Figure 11.5 is a screen shot of the Primes Sieve applet display. The implementation supports both a buffered and unbuffered implementation of the pipe connector. The figure depicts a run using unbuffered pipes. The box in the top left hand of the display depicts the latest number generated by the thread that implements GEN. The rest of the boxes, at the top, display the latest number received by a filter. The boxes below display the prime used by that filter to remove multiples.

The implementation follows in a straightforward way from the model developed in the previous section. The number generator and filter processes are implemented as threads. As mentioned above, we have provided two implementations for the pipe connector. The classes involved in the program and their inter-relationships are depicted in the class diagram of Figure 11.6. The display is handled by a single class, PrimesCanvas. The methods provided by this class, together with a description of their functions, are listed in Program 11.1.

The code for the Generator and Filter threads is listed in Programs 11.2 and 11.3. The implementation of these threads corresponds closely to the detailed models for GEN and FILTER developed in the previous section. Additional code has been added only to display the values generated and processed. To simplify the display and the pipe implementations, the end-of-stream signal is an integer value that does not occur in the set of generated numbers. The obvious values to use are 0, 1, −1 or MAX+1. In the applet class, Primes.EOS is defined to be −1.

Figure 11.5. Primes Sieve applet display.

Figure 11.6. Primes class diagram.

Instead of implementing buffered and unbuffered pipes from scratch, we have reused classes developed in earlier chapters. The synchronous message-passing class, Channel, from Chapter 10 is used to implement an unbuffered pipe and the bounded buffer class, BufferImpl, from Chapter 5 is used to implement buffered pipes. The Pipe interface and its implementations are listed in Program 11.4.
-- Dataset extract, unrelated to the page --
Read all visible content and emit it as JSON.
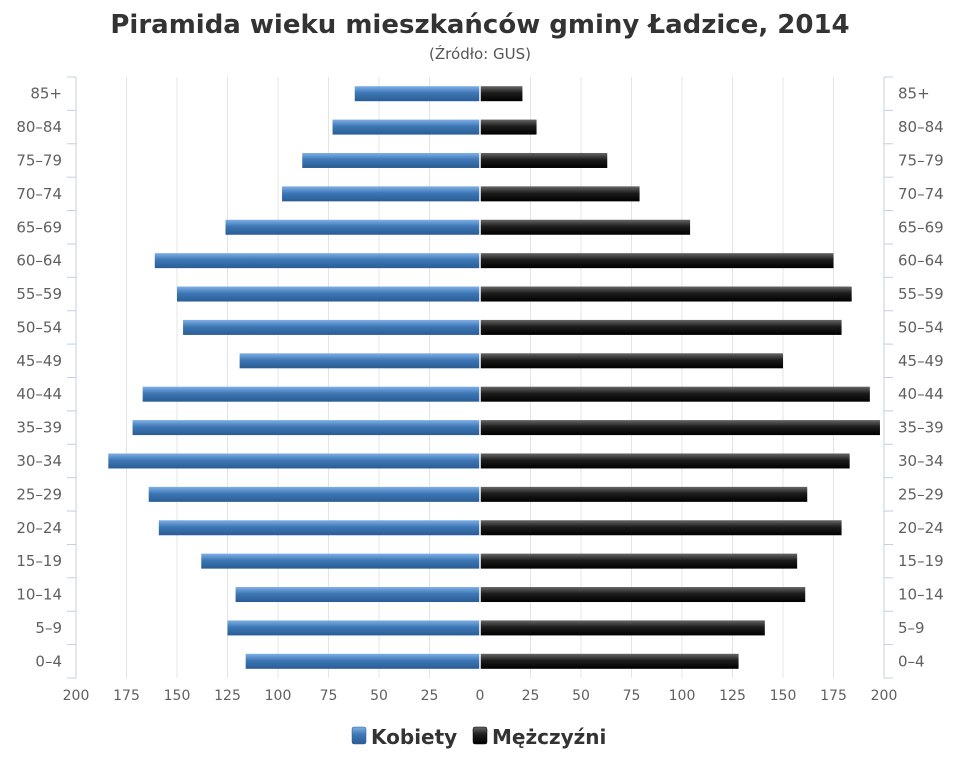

class PrimesCanvas extends Canvas {

  // display val in an upper box numbered index
  // boxes are numbered from the left
  synchronized void print(int index, int val){...}

  // display, val in a lower box numbered index
  // the lower box indexed by 0 is not displayed
  synchronized void prime(int index, int val){...}

  // clear all boxes
  synchronized void clear(){...}

  }

class Generator extends Thread {
  private PrimesCanvas display;
  private Pipe<Integer> out;
  static int MAX = 50;

  Generator(Pipe<Integer> c, PrimesCanvas d)
    {out=c; display = d;}

  public void run() {
    try {
      for (int i=2;i<=MAX;++i) {
        display.print(0,i);
        out.put(i);
        sleep(500);
      }
      display.print(0,Primes.EOS);
      out.put(Primes.EOS);
    } catch (InterruptedException e){}
   }

}

class Filter extends Thread {
  private PrimesCanvas display;
  private Pipe<Integer> in,out;
  private int index;

  Filter(Pipe<Integer> i, Pipe<Integer> o,
    int id, PrimesCanvas d)
    {in = i; out=o;display = d; index = id;}

  public void run() {
     int i,p;
      try {
        p = in.get();
        display.prime(index,p);
        if (p==Primes.EOS && out!=null) {
          out.put(p); return;
        }
        while(true) {
          i= in.get();
          display.print(index,i);
          sleep(1000);
          if (i==Primes.EOS) {
            if (out!=null) out.put(i); break;
          } else if (i%p!=0 && out!=null)
            out.put(i);
        }
      } catch (InterruptedException e){}
    }

  }

The structure of a generator thread and N filter threads connected by pipes is constructed by the go() method of the Primes applet class. The code is listed below:

public interface Pipe<T> {

  public void put(T o)
     throws InterruptedException; // put object into buffer

  public T get()
     throws InterruptedException; // get object from buffer
  }

  // Unbuffered pipe implementation
  public class PipeImplUnBuf<T> implements Pipe<T> {
     Channel<T> chan = new Channel<T>();

     public void put(T o)
      throws InterruptedException {
      chan.send(o);
    }

    public T get()
      throws InterruptedException {
      return chan.receive();
    }
  }

  // Buffered pipe implementation
  public class PipeImplBuf<T> implements Pipe<T> {
    Buffer<T> buf = new BufferImpl<T>(10);

    public void put(T o)
      throws InterruptedException {
      buf.put(o);
    }

    public T get()
      throws InterruptedException {
      return buf.get();
    }
  }

private void go(boolean buffered) {
         display.clear();

         //create channels
         ArrayList<Pipe<Integer> pipes =
           new ArrayList<Pipe<Integer>();

for (int i=0; i<N; ++i)
  if (buffered)
    pipes.add(new PipeImplBuf<Integer>());
  else
    pipes.add(new PipeImplUnBuf<Integer>());

  //create threads
  gen = new Generator(pipes.get(0),display);
  for (int i=0; i<N; ++i)
    filter[i] = new Filter(pipes.get(i),
           i<N-1?pipes.get(i+1):null,i+1,display);
    gen.start();
    for (int i=0; i<N; ++i) filter[i].start();
}

Linda is the collective name given by Carriero and Gelernter (1989a) to a set of primitive operations used to access a data structure called a tuple space. A tuple space is a shared associative memory consisting of a collection of tagged data records called tuples. Each data tuple in a tuple space has the form:

The tag is a literal string used to distinguish between tuples representing different classes of data. value_i are zero or more data values: integers, floats and so on.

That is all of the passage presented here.